Okul yaşamının getirdiği zorluklar, ebeveynlerin
beklentilerini karşılayamamak, öğretmen otoritesi, akran zorbalığı gibi birçok
konu ile karşı karşıya kalan çocuk çeşitli davranış bozuklukları ile kendisini
ifade etmeye çalışabilir. Gerek ebeveynler gerekse öğretmenler olarak her davranış
bozukluğunun arkasında başa çıkılamamış bir durum olduğunu bilerek dikkat
etmeliyiz.
Merkezime gelen ve çocuğu ile ilgili danışan ebeveynlerin
çoğu akademik başarının artmasını talep ediyor. Çocukla ilgili sorular
sorduğumda tırnak yeme, alt ıslatma, kaygılı iletişimsizlik, öfke, kilo gibi
çeşitli davranış bozuklukları olduğunu görüyorum ve ebeveynler ısrarla çocuğun
akademik başarısına odaklanmak istiyor. Hepsinin bir bütün olduğunu
anlatıyorum. Gerek davranış bozuklukları gerek akademik başarı gerekse
duygudurumu ile ilgilenmek gerektiğini anlatıp seansları o şekilde planlıyorum.
Tırnak yemek, alt ıslatmak, çekingenlik ve benzeri
davranış bozuklukları çocukların bir şeyleri çözemedikleri, bazı konularla başa
çıkamadıklarını anlatmanın bir yoludur. Çok önemli göstergelerdir. Davranış
bozukluğunu görmezden gelmek çocuğun iç dünyasındaki sorunu görmezden
gelmektir.
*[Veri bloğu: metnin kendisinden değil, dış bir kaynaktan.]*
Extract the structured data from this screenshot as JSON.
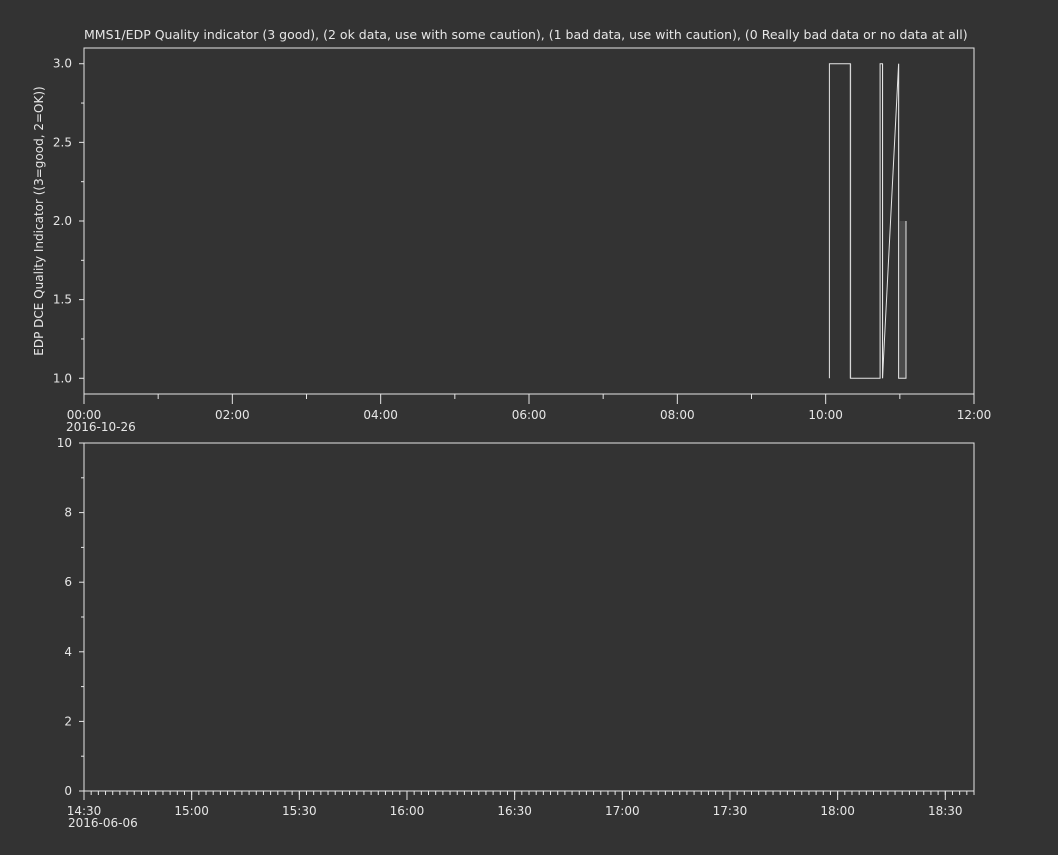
{
  "page": {
    "background": "#333333",
    "foreground": "#e6e6e6"
  },
  "chart_data": [
    {
      "type": "line",
      "title": "MMS1/EDP  Quality indicator (3 good), (2 ok data, use with some caution), (1 bad data, use with caution), (0 Really bad data or no data at all)",
      "ylabel": "EDP DCE Quality Indicator ((3=good, 2=OK))",
      "xlabel": "",
      "x_date_label": "2016-10-26",
      "xlim": [
        "00:00",
        "12:00"
      ],
      "ylim": [
        0.9,
        3.1
      ],
      "x_ticks": [
        "00:00",
        "02:00",
        "04:00",
        "06:00",
        "08:00",
        "10:00",
        "12:00"
      ],
      "y_ticks": [
        "1.0",
        "1.5",
        "2.0",
        "2.5",
        "3.0"
      ],
      "line_color": "#e6e6e6",
      "series": [
        {
          "x": [
            "10:03",
            "10:03",
            "10:20",
            "10:20",
            "10:44",
            "10:44",
            "10:46",
            "10:46",
            "10:59",
            "10:59",
            "11:05",
            "11:05"
          ],
          "values": [
            1.0,
            3.0,
            3.0,
            1.0,
            1.0,
            3.0,
            3.0,
            1.0,
            3.0,
            1.0,
            1.0,
            2.0
          ]
        }
      ],
      "filled_spans": [
        {
          "x": [
            "10:19",
            "10:21"
          ],
          "values": [
            1.0,
            3.0
          ]
        },
        {
          "x": [
            "10:46",
            "10:47"
          ],
          "values": [
            1.0,
            3.0
          ]
        },
        {
          "x": [
            "10:59",
            "11:05"
          ],
          "values": [
            1.0,
            2.0
          ]
        },
        {
          "x": [
            "10:59",
            "11:00"
          ],
          "values": [
            1.0,
            3.0
          ]
        }
      ],
      "fill_color": "#4a4a4a",
      "grid": false
    },
    {
      "type": "line",
      "title": "",
      "ylabel": "",
      "xlabel": "",
      "x_date_label": "2016-06-06",
      "xlim": [
        "14:30",
        "18:38"
      ],
      "ylim": [
        0,
        10
      ],
      "x_ticks": [
        "14:30",
        "15:00",
        "15:30",
        "16:00",
        "16:30",
        "17:00",
        "17:30",
        "18:00",
        "18:30"
      ],
      "y_ticks": [
        "0",
        "2",
        "4",
        "6",
        "8",
        "10"
      ],
      "series": [],
      "grid": false
    }
  ]
}
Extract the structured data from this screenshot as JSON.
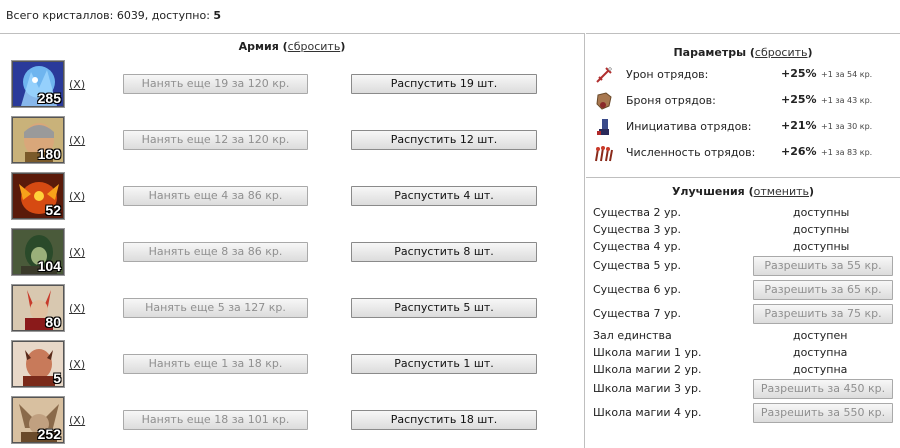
{
  "header": {
    "crystals_prefix": "Всего кристаллов: 6039, доступно: ",
    "available": "5"
  },
  "army": {
    "title": "Армия",
    "reset_open": "(",
    "reset_label": "сбросить",
    "reset_close": ")",
    "remove_label": "(X)",
    "units": [
      {
        "count": "285",
        "hire_label": "Нанять еще 19 за 120 кр.",
        "dismiss_label": "Распустить 19 шт."
      },
      {
        "count": "180",
        "hire_label": "Нанять еще 12 за 120 кр.",
        "dismiss_label": "Распустить 12 шт."
      },
      {
        "count": "52",
        "hire_label": "Нанять еще 4 за 86 кр.",
        "dismiss_label": "Распустить 4 шт."
      },
      {
        "count": "104",
        "hire_label": "Нанять еще 8 за 86 кр.",
        "dismiss_label": "Распустить 8 шт."
      },
      {
        "count": "80",
        "hire_label": "Нанять еще 5 за 127 кр.",
        "dismiss_label": "Распустить 5 шт."
      },
      {
        "count": "5",
        "hire_label": "Нанять еще 1 за 18 кр.",
        "dismiss_label": "Распустить 1 шт."
      },
      {
        "count": "252",
        "hire_label": "Нанять еще 18 за 101 кр.",
        "dismiss_label": "Распустить 18 шт."
      }
    ]
  },
  "params": {
    "title": "Параметры",
    "reset_open": "(",
    "reset_label": "сбросить",
    "reset_close": ")",
    "items": [
      {
        "icon": "sword-icon",
        "label": "Урон отрядов:",
        "value": "+25%",
        "note": "+1 за 54 кр."
      },
      {
        "icon": "shield-icon",
        "label": "Броня отрядов:",
        "value": "+25%",
        "note": "+1 за 43 кр."
      },
      {
        "icon": "boot-icon",
        "label": "Инициатива отрядов:",
        "value": "+21%",
        "note": "+1 за 30 кр."
      },
      {
        "icon": "troops-icon",
        "label": "Численность отрядов:",
        "value": "+26%",
        "note": "+1 за 83 кр."
      }
    ]
  },
  "upgrades": {
    "title": "Улучшения",
    "cancel_open": "(",
    "cancel_label": "отменить",
    "cancel_close": ")",
    "items": [
      {
        "label": "Существа 2 ур.",
        "status": "доступны"
      },
      {
        "label": "Существа 3 ур.",
        "status": "доступны"
      },
      {
        "label": "Существа 4 ур.",
        "status": "доступны"
      },
      {
        "label": "Существа 5 ур.",
        "button": "Разрешить за 55 кр."
      },
      {
        "label": "Существа 6 ур.",
        "button": "Разрешить за 65 кр."
      },
      {
        "label": "Существа 7 ур.",
        "button": "Разрешить за 75 кр."
      },
      {
        "label": "Зал единства",
        "status": "доступен"
      },
      {
        "label": "Школа магии 1 ур.",
        "status": "доступна"
      },
      {
        "label": "Школа магии 2 ур.",
        "status": "доступна"
      },
      {
        "label": "Школа магии 3 ур.",
        "button": "Разрешить за 450 кр."
      },
      {
        "label": "Школа магии 4 ур.",
        "button": "Разрешить за 550 кр."
      }
    ]
  },
  "colors": {
    "border": "#bfbfbf",
    "button_disabled_text": "#8f8f8f"
  }
}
Dikkatin dışında her sorun büyür ve daha fazlasına sebep olabilir.
Çocukların dünyasında minik şeyler bir davranış bozukluğuna sebep olabileceği
gibi aynı değerde minik bir dokunuş sorunu ortadan kaldırır.
Konu akademik başarı iken diğer konuların da önemli
olduğunu tekrar vurgulamak istiyorum. Bir yandan da akademik başarıyı kendi
bilincimiz ve yapabilirliğimizle değerlendiriyor olabilir miyiz? Çocuğunuzu
tanıyor musunuz? Sizin beklentilerinizin dışında o ne istiyor? Onun kendini
tanımasına yardımcı oluyor musunuz? Kendi beklenti ve isteklerinizi bir elbise
gibi ona giydirip içini doldurup taşımasını mı bekliyorsunuz? Tüm bu soruların
cevabı çok önemli…
Sanatsal yönü daha kuvvetli olan bir çocuğu “Sen
büyüyünce doktor olacaksın” diye kodladığınızda belki de işini sevmeyen, içinde
özlemleri olan, insanlara yeterince hizmet edemeyen bir doktor üretmiş
olabilirsiniz. Bu durum gerçekten faydalı mı?